The expiration of transaction account guarantees requires actions from treasury cash managers. While essentially all of the $2.0 trillion growth in domestic deposits since 2007 went to the 20 largest banks, the banks’ deposit credit strength declined by almost three ratings notches over the same period. Although 13 of the 20 had Aaa deposit ratings in 2007, only one maintains that rating today. A major cause for declines in deposit strength has been reduced government support for large banks which could lead to losses for uninsured depositors.
We urge treasury practitioners to carefully evaluate the standalone credit strength of their current banks and make proper deposit diversification decisions. Money market funds and separately managed accounts also may be viable alternatives in dealing with TAG expiration.
In two short months, treasury management professionals will face a major milestone, the expiration of the Transaction Account Guarantee (TAG) program on non-interest-bearing bank deposits. Recently, the program has received a lot of publicity over the possibility that it will be re-extended, leaving practitioners having to prepare for both scenarios – continued guarantees or a reversion back to uninsured deposits.
In this context, we think that it is important to understand how bank deposit strength has changed since the financial crisis began five years ago. For depositors who may choose to remain in uninsured deposits after the TAG expiration, the standalone credit strength of the deposit-taking banks will become their primary credit protection.
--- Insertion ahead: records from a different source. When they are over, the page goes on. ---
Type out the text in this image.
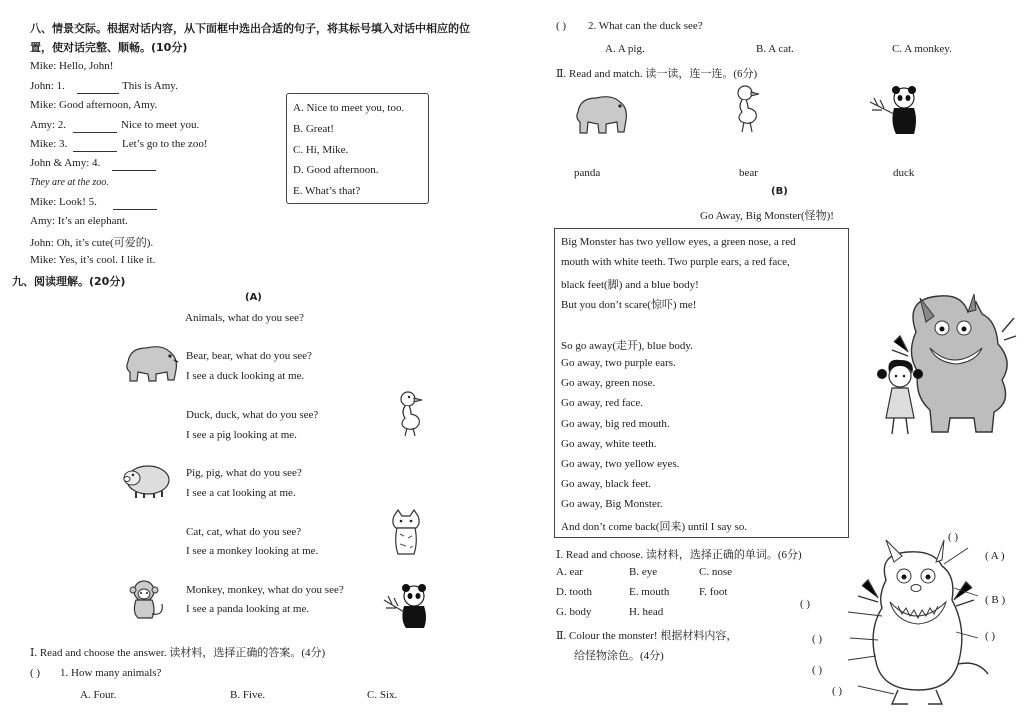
八、情景交际。根据对话内容，从下面框中选出合适的句子，将其标号填入对话中相应的位
置，使对话完整、顺畅。(10分)
Mike: Hello, John!
John: 1.	This is Amy.
Mike: Good afternoon, Amy.
Amy: 2.	Nice to meet you.
Mike: 3.	Let’s go to the zoo!
John & Amy: 4.
They are at the zoo.
Mike: Look! 5.
Amy: It’s an elephant.
John: Oh, it’s cute(可爱的).
Mike: Yes, it’s cool. I like it.
A. Nice to meet you, too.
B. Great!
C. Hi, Mike.
D. Good afternoon.
E. What’s that?
九、阅读理解。(20分)
(A)
Animals, what do you see?
Bear, bear, what do you see?
I see a duck looking at me.
Duck, duck, what do you see?
I see a pig looking at me.
Pig, pig, what do you see?
I see a cat looking at me.
Cat, cat, what do you see?
I see a monkey looking at me.
Monkey, monkey, what do you see?
I see a panda looking at me.
Ⅰ. Read and choose the answer. 读材料，选择正确的答案。(4分)
( ) 1. How many animals?
A. Four.	B. Five.	C. Six.
( ) 2. What can the duck see?
A. A pig.	B. A cat.	C. A monkey.
Ⅱ. Read and match. 读一读，连一连。(6分)
panda	bear	duck
(B)
Go Away, Big Monster(怪物)!
Big Monster has two yellow eyes, a green nose, a red
mouth with white teeth. Two purple ears, a red face,
black feet(脚) and a blue body!
But you don’t scare(惊吓) me!
So go away(走开), blue body.
Go away, two purple ears.
Go away, green nose.
Go away, red face.
Go away, big red mouth.
Go away, white teeth.
Go away, two yellow eyes.
Go away, black feet.
Go away, Big Monster.
And don’t come back(回来) until I say so.
Ⅰ. Read and choose. 读材料，选择正确的单词。(6分)
A. ear	B. eye	C. nose
D. tooth	E. mouth	F. foot
G. body	H. head
Ⅱ. Colour the monster! 根据材料内容，
给怪物涂色。(4分)
( )
( A )
( B )
( )
( )
( )
( )
( )
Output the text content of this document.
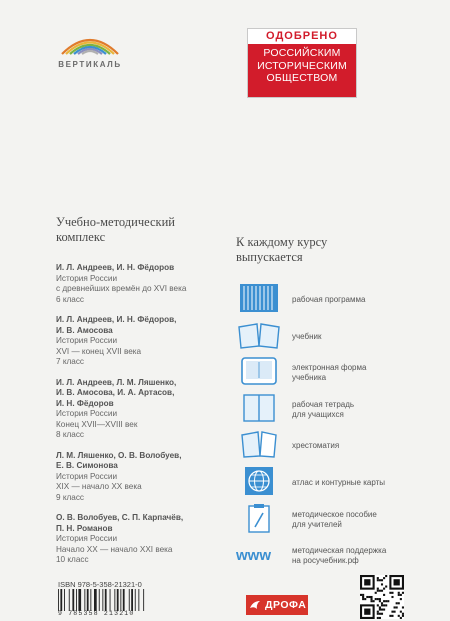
ВЕРТИКАЛЬ
ОДОБРЕНО
РОССИЙСКИМ
ИСТОРИЧЕСКИМ
ОБЩЕСТВОМ
Учебно-методический
комплекс
И. Л. Андреев, И. Н. Фёдоров
История России
с древнейших времён до XVI века
6 класс
И. Л. Андреев, И. Н. Фёдоров,
И. В. Амосова
История России
XVI — конец XVII века
7 класс
И. Л. Андреев, Л. М. Ляшенко,
И. В. Амосова, И. А. Артасов,
И. Н. Фёдоров
История России
Конец XVII—XVIII век
8 класс
Л. М. Ляшенко, О. В. Волобуев,
Е. В. Симонова
История России
XIX — начало XX века
9 класс
О. В. Волобуев, С. П. Карпачёв,
П. Н. Романов
История России
Начало XX — начало XXI века
10 класс
К каждому курсу
выпускается
рабочая программа
учебник
электронная форма
учебника
рабочая тетрадь
для учащихся
хрестоматия
атлас и контурные карты
методическое пособие
для учителей
www	методическая поддержка
на росучебник.рф
ISBN 978-5-358-21321-0
9 785358 213210
ДРОФА
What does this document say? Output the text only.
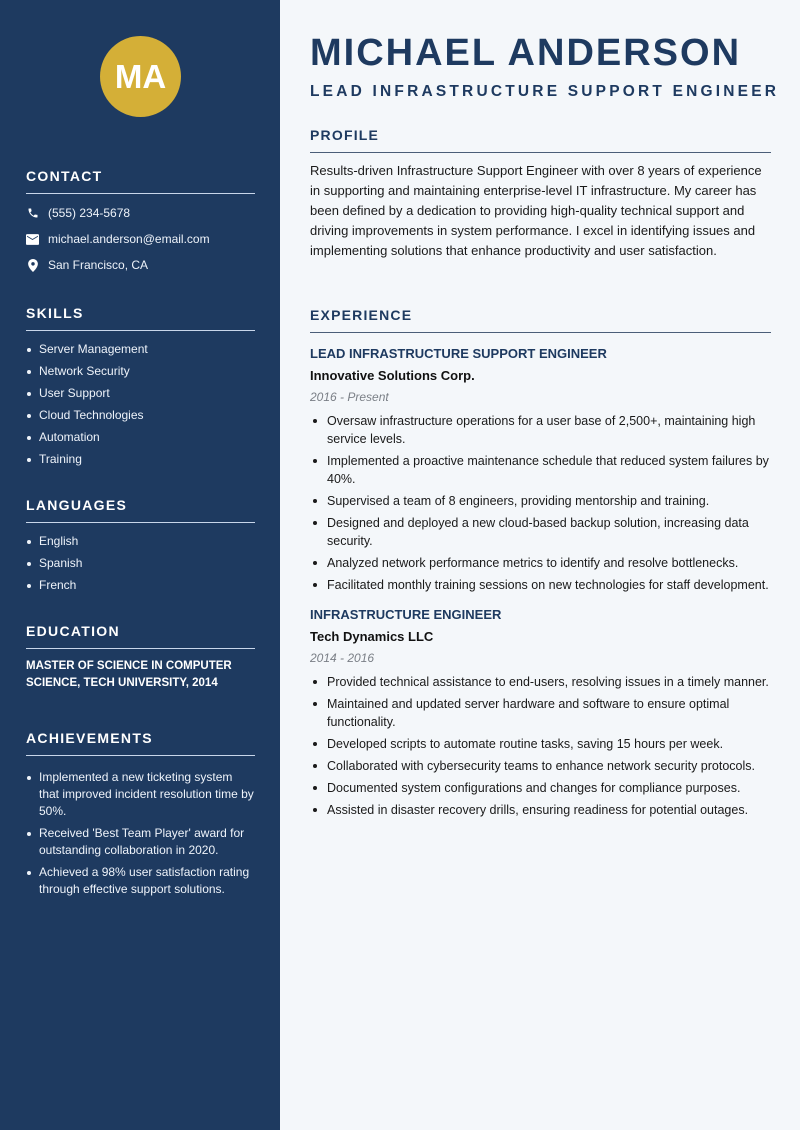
MA
CONTACT
(555) 234-5678
michael.anderson@email.com
San Francisco, CA
SKILLS
Server Management
Network Security
User Support
Cloud Technologies
Automation
Training
LANGUAGES
English
Spanish
French
EDUCATION

MASTER OF SCIENCE IN COMPUTER SCIENCE, TECH UNIVERSITY, 2014

ACHIEVEMENTS
Implemented a new ticketing system that improved incident resolution time by 50%.
Received 'Best Team Player' award for outstanding collaboration in 2020.
Achieved a 98% user satisfaction rating through effective support solutions.
MICHAEL ANDERSON
LEAD INFRASTRUCTURE SUPPORT ENGINEER
PROFILE

Results-driven Infrastructure Support Engineer with over 8 years of experience in supporting and maintaining enterprise-level IT infrastructure. My career has been defined by a dedication to providing high-quality technical support and driving improvements in system performance. I excel in identifying issues and implementing solutions that enhance productivity and user satisfaction.

EXPERIENCE
LEAD INFRASTRUCTURE SUPPORT ENGINEER
Innovative Solutions Corp.
2016 - Present
Oversaw infrastructure operations for a user base of 2,500+, maintaining high service levels.
Implemented a proactive maintenance schedule that reduced system failures by 40%.
Supervised a team of 8 engineers, providing mentorship and training.
Designed and deployed a new cloud-based backup solution, increasing data security.
Analyzed network performance metrics to identify and resolve bottlenecks.
Facilitated monthly training sessions on new technologies for staff development.
INFRASTRUCTURE ENGINEER
Tech Dynamics LLC
2014 - 2016
Provided technical assistance to end-users, resolving issues in a timely manner.
Maintained and updated server hardware and software to ensure optimal functionality.
Developed scripts to automate routine tasks, saving 15 hours per week.
Collaborated with cybersecurity teams to enhance network security protocols.
Documented system configurations and changes for compliance purposes.
Assisted in disaster recovery drills, ensuring readiness for potential outages.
Background on the TAG Program
The Federal Deposit Insurance Corporation (FDIC), along with the U.S. Treasury Department, created the TAG program on October 13, 2008, to encourage liquidity in the banking system by providing full insurance coverage on non-interest-bearing transaction accounts, regardless of dollar amount. Described as an Interim Rule, the program originally was scheduled to end on December 31, 2009. On August 26, 2009, the FDIC extended the program for six months, through June 30, 2010. It again extended the program on May 26, 2010, through December 31, 2010.
The deposit guarantee program currently in place is a similar, but legally separate, program authorized by a section of the Dodd-Frank Wall Street Reform and Consumer Protection Act. Officially known as the Dodd-Frank Deposit Insurance Provision, the new guarantee program replaced the FDIC’s TAG program and provides coverage on non-interest-bearing transaction accounts through December 31, 2012.